Ma c’è una maschera elementare della ragione del mercato, che è alla base di questo comportamento inquietante di coloro che usano il populismo sulla scia dell’odio per il fascismo militante. Aldous Huxley affermava che “la maschera è l’essenza” come “guscio vuoto” come disinformazione o come certificato di pigrizia mentale che non richiede alcuna giustificazione: chi usa la parola populismo contro gli altri – pensano i suoi utilizzatori – difende solo la modernità e la “libertà” e chi è “accusato” è escluso dall'essere ascoltato sul futuro.
Uso la parola populismo, in questo testo, per esprimere giudizi su coloro che – per attaccare avversari o nemici – manipolano parole, risorse e situazioni storiche, per conquistare irrazionalmente le menti dei propri popoli, mirando a esercitare il potere attraverso la guerra nel nome della nazione falsificatrice.
L'uso delle parole o la loro soppressione, in un dibattito di grande portata morale e politica, come nella recente polemica sulle parole di Lula sui crimini di guerra commessi dal governo israeliano – in nome del suo Stato – non è stato necessario. non c’è momento in cui Benjamin Netanyahu sia stato additato come un pericoloso serial killer, né come un capo di stato populista che valorizza la guerra, non la pace.
William Faulkner viveva a New Orleans quando conobbe Sherwood Anderson (1876-1871), che era un manovale – un soldato che andava in guerra – impiegato di case editrici e poi di agenzie pubblicitarie, che divenne uno dei grandi maestri della il racconto americano. Romanziere e poeta, è stato il paradigma di un'intera generazione di scrittori emersi nella letteratura americana del XX secolo.
Nelle strade durante le lunghe passeggiate, lo scrittore “maturo” che era Sherwood Anderson, senza saperlo, parlava con qualcuno che sarebbe stato una figura esponenziale nella letteratura mondiale e che sarebbe diventato uno scrittore più imponente di Anderson: scriveva intensamente la mattina e poi parlò, passeggiando e bevendo, con l'allora oscuro William Faulkner. Un giorno le passeggiate si interruppero, generando un magnifico episodio di casualità e ironia, già raccontato come parodia della nascita di un romanziere.
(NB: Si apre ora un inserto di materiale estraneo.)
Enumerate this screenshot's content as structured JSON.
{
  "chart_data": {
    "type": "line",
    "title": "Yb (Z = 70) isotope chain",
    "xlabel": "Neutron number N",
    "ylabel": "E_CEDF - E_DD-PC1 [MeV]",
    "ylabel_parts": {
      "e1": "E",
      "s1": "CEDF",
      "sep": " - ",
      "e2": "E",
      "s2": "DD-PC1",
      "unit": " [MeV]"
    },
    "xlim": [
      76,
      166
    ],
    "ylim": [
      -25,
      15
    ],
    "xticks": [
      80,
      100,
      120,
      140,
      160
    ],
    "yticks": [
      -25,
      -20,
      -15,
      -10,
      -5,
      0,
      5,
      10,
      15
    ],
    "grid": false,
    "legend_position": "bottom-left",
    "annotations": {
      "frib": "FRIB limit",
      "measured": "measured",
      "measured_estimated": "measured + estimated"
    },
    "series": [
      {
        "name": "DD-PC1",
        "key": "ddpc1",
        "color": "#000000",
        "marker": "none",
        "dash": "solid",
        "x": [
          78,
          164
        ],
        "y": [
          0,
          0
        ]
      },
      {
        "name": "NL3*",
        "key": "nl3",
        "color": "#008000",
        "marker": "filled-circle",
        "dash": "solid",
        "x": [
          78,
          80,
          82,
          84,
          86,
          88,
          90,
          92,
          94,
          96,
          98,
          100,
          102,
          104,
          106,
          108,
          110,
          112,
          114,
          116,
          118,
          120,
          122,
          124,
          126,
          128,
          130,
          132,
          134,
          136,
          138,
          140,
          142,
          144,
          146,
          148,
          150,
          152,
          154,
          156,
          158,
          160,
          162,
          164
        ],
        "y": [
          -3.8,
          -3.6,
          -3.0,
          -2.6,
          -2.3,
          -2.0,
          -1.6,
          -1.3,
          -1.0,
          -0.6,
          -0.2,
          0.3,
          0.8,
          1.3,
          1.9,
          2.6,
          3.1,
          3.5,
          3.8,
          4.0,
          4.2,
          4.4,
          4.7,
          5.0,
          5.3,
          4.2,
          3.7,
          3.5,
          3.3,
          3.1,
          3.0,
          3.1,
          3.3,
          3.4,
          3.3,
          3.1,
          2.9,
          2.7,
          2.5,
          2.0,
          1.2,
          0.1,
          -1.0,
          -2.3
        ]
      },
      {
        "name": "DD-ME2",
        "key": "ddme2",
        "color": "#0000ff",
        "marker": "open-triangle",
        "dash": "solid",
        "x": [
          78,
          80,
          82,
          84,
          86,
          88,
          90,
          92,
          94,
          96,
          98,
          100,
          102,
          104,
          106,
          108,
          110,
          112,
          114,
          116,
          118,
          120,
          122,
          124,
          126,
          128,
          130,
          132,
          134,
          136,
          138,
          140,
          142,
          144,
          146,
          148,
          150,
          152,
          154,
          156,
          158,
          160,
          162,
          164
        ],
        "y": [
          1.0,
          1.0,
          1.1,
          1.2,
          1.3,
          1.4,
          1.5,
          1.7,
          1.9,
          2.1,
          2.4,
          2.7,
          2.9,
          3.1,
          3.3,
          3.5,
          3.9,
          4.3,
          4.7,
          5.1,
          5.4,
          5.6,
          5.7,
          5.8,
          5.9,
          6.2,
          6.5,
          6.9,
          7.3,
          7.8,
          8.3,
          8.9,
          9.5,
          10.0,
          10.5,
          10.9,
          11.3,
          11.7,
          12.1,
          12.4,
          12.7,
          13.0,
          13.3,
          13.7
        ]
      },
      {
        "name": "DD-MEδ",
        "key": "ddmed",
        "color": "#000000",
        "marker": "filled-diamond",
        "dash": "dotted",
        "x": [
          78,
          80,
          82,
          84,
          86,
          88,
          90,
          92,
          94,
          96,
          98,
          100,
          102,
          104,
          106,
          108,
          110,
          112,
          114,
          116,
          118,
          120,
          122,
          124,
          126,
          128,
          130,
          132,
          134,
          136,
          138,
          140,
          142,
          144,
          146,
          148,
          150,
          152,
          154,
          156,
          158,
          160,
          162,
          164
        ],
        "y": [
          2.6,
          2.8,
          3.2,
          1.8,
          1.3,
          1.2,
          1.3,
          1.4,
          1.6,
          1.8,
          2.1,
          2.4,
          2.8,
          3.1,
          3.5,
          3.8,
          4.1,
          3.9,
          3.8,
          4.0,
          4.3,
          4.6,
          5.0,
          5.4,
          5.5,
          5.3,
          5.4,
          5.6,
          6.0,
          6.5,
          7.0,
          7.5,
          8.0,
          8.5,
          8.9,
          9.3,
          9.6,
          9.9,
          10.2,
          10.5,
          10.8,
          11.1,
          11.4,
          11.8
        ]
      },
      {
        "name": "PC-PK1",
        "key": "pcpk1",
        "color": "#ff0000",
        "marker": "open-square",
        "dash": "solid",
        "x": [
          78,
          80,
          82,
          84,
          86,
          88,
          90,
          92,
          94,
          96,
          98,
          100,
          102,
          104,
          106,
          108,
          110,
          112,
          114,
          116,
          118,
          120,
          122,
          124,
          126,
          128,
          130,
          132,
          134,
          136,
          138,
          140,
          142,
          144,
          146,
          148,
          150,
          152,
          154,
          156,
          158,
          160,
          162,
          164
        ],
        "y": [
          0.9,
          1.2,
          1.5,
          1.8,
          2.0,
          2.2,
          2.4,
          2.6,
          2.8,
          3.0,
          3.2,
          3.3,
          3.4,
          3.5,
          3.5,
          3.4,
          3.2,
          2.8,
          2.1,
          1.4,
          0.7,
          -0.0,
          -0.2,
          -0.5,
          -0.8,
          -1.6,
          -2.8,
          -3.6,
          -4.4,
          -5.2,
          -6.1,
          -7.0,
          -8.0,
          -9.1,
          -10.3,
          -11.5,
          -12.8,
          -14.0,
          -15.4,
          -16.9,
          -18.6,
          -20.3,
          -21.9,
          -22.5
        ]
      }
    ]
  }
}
Un giorno Sherwood si ferma a casa di Faulkner – che era stato lontano dalle loro uscite comuni per alcuni giorni – per chiedere perché lui, William Faulkner, fosse scomparso, quando sente da lui una risposta inaspettata: “Sto scrivendo un libro ”. “Mio Dio!” – disse Sherwood Anderson e se ne andò. La signora Anderson pochi giorni dopo incontra Faulkner per strada e gli dà un messaggio sul suddetto libro (La paga del soldato) – in produzione: “ha detto che se non dovesse leggere il manoscritto dirà al suo editore di accettarlo”. “Fatto!” disse il futuro Premio Nobel per la Letteratura, che divenne così uno scrittore professionista. Vita e immaginazione.
“Una vita priva di fantasia non offre storie da raccontare” (…), senza di essa i momenti difficili non trovano le parole capaci di risvegliarli dal sonnolento passato”, scrive Maria Rita Kehl, presentando un bellissimo libro di racconti e ricordi di Flávio Aguiar (Cronache del mondo sottosopra, Boitempo). In uno dei momenti migliori dell'opera, il personaggio, come se fosse l'autore, parla con un venditore di Abidjan, in Costa d'Avorio, che vuole vendergli qualcosa. Sorpresa.
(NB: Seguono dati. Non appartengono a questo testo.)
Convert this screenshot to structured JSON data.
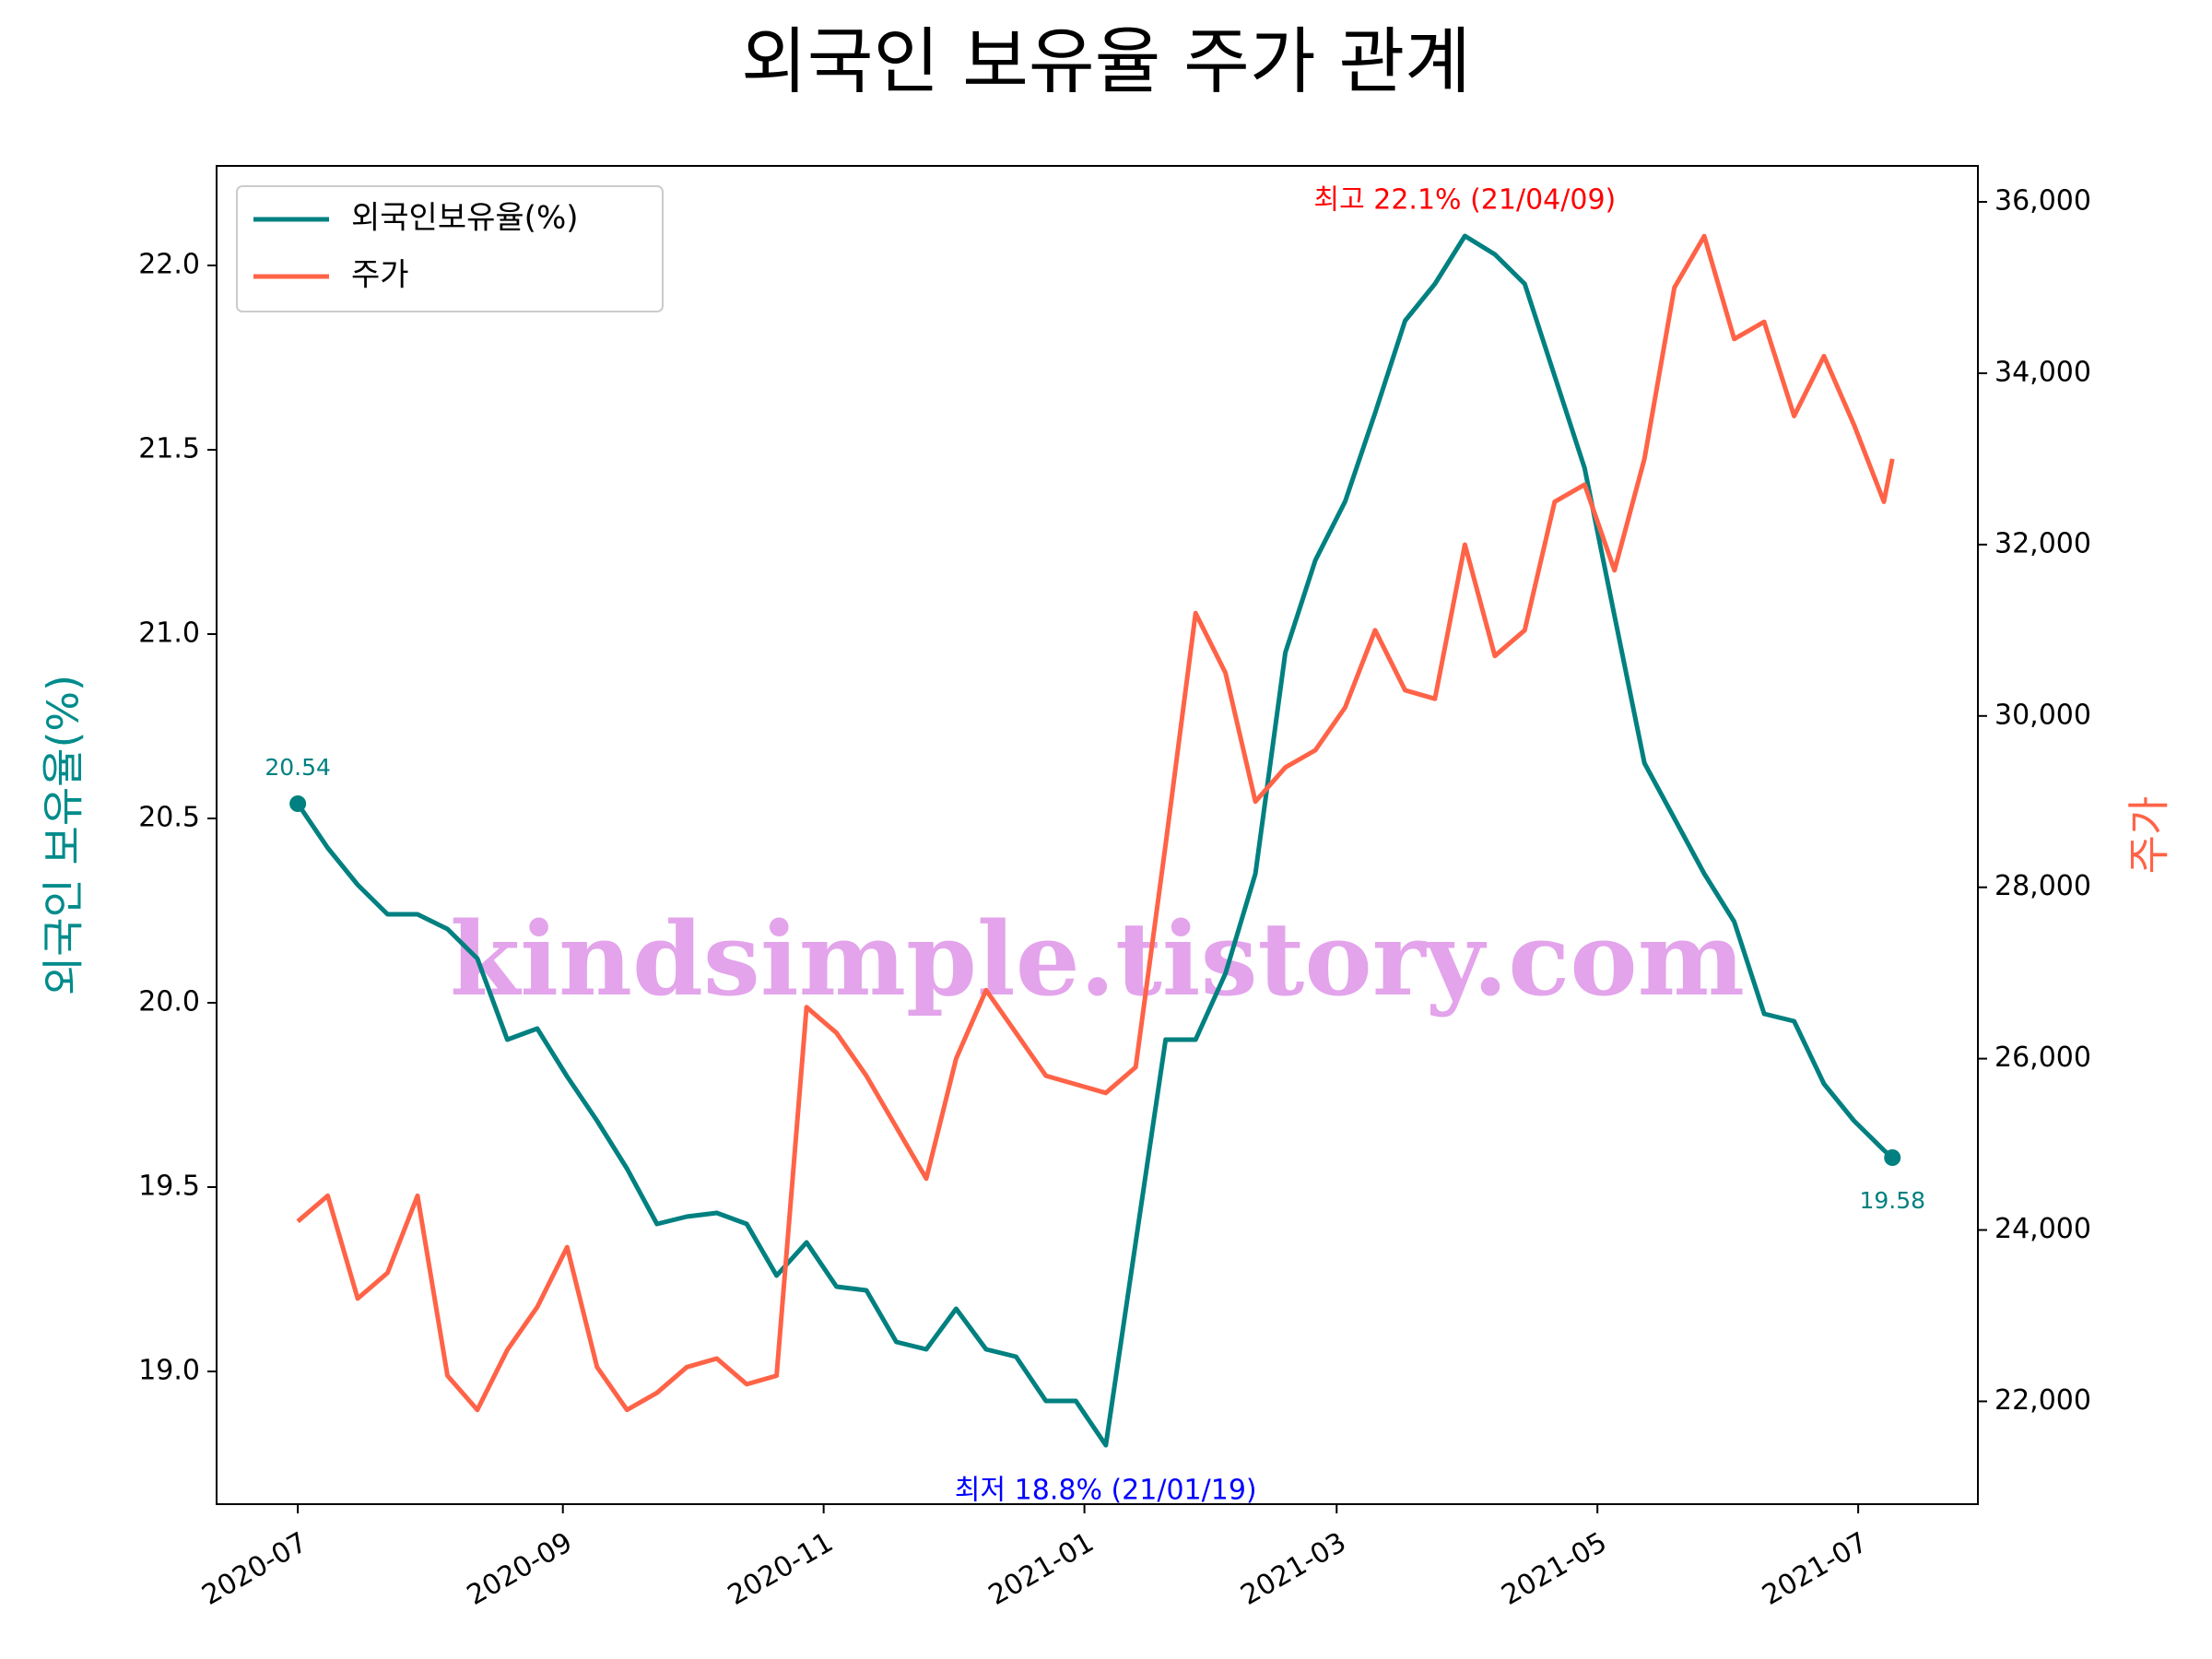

Non si tratta, come sembrava, di un'ampolla di vetro e di un frammento di specchio, ma di ciò che risiedeva nell'intimità di questi oggetti: una storia d'amore e di destino, che accompagnava il “frammento” e l'“ampolla” che sarebbero stati installati nel canale della memoria dello scrittore, promettendo un piccolo legame con la storia.
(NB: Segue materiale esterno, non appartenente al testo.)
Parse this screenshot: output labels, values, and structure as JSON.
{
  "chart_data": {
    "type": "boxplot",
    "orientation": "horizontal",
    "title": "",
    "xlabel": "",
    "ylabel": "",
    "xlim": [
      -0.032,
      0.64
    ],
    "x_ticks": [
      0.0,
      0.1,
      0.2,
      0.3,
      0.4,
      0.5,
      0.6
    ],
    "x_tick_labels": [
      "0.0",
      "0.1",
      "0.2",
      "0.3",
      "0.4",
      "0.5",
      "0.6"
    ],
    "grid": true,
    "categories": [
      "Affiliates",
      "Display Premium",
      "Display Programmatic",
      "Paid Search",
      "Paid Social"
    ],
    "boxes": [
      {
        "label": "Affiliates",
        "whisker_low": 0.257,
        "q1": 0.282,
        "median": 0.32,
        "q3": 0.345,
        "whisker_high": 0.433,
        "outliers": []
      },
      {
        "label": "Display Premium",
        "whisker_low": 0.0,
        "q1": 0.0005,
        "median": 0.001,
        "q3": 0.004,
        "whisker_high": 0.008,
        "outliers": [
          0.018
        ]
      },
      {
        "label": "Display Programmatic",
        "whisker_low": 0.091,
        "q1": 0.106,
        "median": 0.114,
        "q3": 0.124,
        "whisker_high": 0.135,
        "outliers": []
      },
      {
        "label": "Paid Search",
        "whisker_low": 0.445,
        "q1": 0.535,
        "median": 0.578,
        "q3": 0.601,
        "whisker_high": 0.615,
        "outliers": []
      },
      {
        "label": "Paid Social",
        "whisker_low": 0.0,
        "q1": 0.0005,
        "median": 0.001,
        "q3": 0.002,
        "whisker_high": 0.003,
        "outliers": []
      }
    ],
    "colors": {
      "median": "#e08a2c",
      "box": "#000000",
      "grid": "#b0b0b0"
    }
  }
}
Questi frammenti di storia non contengono i virus del fascismo, né la fine dell’immaginazione. Non sono frammenti, come i discorsi di Benjamin Netanyahu, che generano odio per le utopie e scatenano le tempeste del male. Queste non si trovano nel libro di Roberto Bolaño o nelle semplici conversazioni tra William Faulkner e Sherwood Anderson. Non sono alla fine della storia, ma nel tessuto della sua ripartenza permanente, che va oltre le armi e i riti omicidi del potere di chi – dedito alle guerre e alla menzogna – vuole normalizzare vite interrotte.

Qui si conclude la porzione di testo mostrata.